I found this info from The Motley Fool’s website on why BIRDS declined, which was helpful in understanding the whole IPO concept, basically the price fluctuations were just the market determining how much these shares should be worth, and it might not be done. https://www.fool.com/investing/2021/11/04/why-allbirds-stock-fell-152-on-thursday/
Currently, my 3 shares of Allbirds (BIRDS) IPO adventure has experienced a net gain of 74.0%!!!! That’s $33.30 I made on $45. Gosh, what if I had lots of money to bet…would I, though? Haha. That’s the thing, when does my brain believe this is possible with more money, after being so careful and sometimes without enough money? I’m still down a wedding and engagement ring, after selling them to pay basic utility bills a few years ago. (I don’t want them back, btw.)
All of my little newbie investing combined has shown a gain of 17.6% since I began at the end of September. I feel like I’m stuck in a pattern of adding $50 at a time to my Robinhood account, but I have yet to sell or take money out. (I won’t be taking money out.) When do I sell? I have a fear of missing out…FOMO!!!!!…like, what if I get rid of something, and then it goes up in value.

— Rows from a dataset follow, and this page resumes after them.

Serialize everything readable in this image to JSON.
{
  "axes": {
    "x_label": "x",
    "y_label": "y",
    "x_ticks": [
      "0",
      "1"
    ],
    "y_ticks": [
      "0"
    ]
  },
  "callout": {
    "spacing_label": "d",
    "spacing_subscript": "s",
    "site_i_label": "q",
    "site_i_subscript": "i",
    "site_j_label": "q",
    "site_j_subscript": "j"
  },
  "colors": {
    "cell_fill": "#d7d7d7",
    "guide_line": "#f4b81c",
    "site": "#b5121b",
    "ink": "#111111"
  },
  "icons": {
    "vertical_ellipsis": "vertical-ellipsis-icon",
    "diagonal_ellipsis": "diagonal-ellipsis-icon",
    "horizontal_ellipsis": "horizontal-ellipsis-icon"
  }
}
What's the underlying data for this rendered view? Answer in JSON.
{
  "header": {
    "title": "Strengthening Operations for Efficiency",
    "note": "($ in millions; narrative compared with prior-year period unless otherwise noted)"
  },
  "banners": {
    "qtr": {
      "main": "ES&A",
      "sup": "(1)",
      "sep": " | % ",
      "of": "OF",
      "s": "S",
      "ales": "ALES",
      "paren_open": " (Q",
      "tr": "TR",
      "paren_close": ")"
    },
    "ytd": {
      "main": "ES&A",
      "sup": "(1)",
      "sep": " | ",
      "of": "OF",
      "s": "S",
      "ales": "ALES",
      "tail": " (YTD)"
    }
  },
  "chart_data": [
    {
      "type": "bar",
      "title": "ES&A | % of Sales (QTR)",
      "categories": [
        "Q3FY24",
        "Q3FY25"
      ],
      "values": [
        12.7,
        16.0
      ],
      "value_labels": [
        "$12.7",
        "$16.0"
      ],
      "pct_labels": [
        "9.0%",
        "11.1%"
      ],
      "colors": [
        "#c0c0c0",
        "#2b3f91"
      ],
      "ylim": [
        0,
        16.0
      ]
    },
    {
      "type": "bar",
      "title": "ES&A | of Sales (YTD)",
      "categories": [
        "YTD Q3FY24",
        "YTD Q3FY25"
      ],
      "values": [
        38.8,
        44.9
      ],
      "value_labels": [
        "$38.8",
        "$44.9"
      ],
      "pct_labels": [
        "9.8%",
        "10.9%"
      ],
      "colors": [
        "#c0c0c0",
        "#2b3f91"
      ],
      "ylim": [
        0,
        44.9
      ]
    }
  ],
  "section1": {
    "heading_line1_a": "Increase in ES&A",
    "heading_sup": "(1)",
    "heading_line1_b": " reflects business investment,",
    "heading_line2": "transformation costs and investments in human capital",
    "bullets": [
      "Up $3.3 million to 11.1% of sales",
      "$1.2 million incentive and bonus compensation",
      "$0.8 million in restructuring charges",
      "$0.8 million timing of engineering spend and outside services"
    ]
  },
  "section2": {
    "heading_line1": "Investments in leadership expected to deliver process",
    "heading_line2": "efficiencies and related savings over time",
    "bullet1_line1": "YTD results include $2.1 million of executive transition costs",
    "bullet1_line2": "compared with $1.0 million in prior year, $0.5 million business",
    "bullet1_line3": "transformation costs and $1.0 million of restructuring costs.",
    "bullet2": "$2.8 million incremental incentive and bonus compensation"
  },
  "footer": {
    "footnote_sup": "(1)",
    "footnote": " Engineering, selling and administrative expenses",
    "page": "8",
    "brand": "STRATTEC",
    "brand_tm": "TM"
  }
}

I think if the OATLY comes above or at what I paid for it, I will sell. (or if it goes below $13/share again.)
About my Nintendo baby!! I’ve been hoping for the best, and I think it will bounce back and improve by Christmas!!!! I know, I’m down 7.29%, or $4.35, but it’s on the upswing!! I just know it.
I feel like I’m supposed to sell my BIRDS, since it’s an IPO and I don’t know much about the fluctuations of a sustainable shoe company IPO. I mean, I’m not supposed to just be slipping $50 into this adventure all the time, am I? And then what? I know this is small scale, so I’m going to switch up my mental energy and pretend there are two zeros behind everything and act accordingly. TBD.